Dia melihat gadis di depannya mengenakan gaun pink lembut, rambut hitam panjang, kulitnya tampak putih seperti salju, terutama matanya, lebih terang dari bintang di atas kepalanya, seolah-olah dia baru saja menangis, dengan pancaran air yang tersisa. Ini bahkan lebih menyentuh hati ... Kalau bunga sekolah Emma itu tampak indah, maka gadis di depannya adalah peri yang turun ke bumi.
Reynald merasa jantungnya terpukul keras oleh sesuatu, dan suara mendengung bergema di benaknya untuk waktu yang lama, membuat dirinya tak bisa bergerak.
Hani sudah terbiasa dengan ekspresi terkejut seperti ini, tapi secara bertahap dia menyadari ada sesuatu yang salah.

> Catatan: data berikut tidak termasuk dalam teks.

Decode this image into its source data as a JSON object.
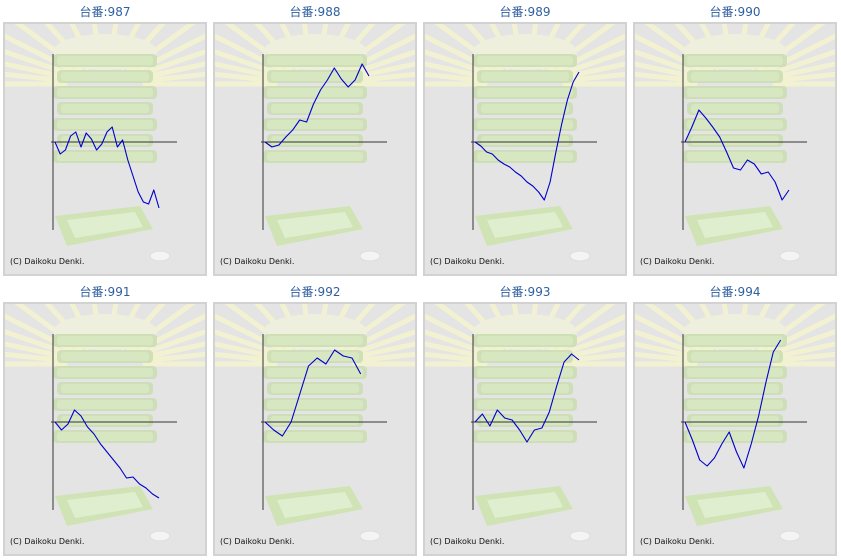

Reynald memang terlihat sangat terkejut pada awalnya, tapi lambat laun wajahnya menjadi lebih merah dan aneh, dan matanya menjadi semakin aneh. Akhirnya, dia melepaskan tangannya seolah-olah terkena sengatan listrik. Reaksinya tampak malu-malu dan gugup. Dia menatapnya dengan bingung, "Kamu ... apa kamu Hani?"
Hani mengangkat alisnya sedikit dan menyentuh wajahnya tanpa sadar, baru kemudian dia ingat bahwa dia langsung keluar dari rumah tua itu. Ya, dia berpakaian normal, dan tidak ada riasan.
Benar saja, tanpa riasan seperti ini pasti akan membuat teman sekelasnya tercengang.
Dia menyadarinya sekarang, dan dia tidak bisa menyangkalnya. Dia hanya bisa tersenyum dan berkata, "Aku tidak memakai riasanku hari ini, kalau aku membuatmu takut, maaf."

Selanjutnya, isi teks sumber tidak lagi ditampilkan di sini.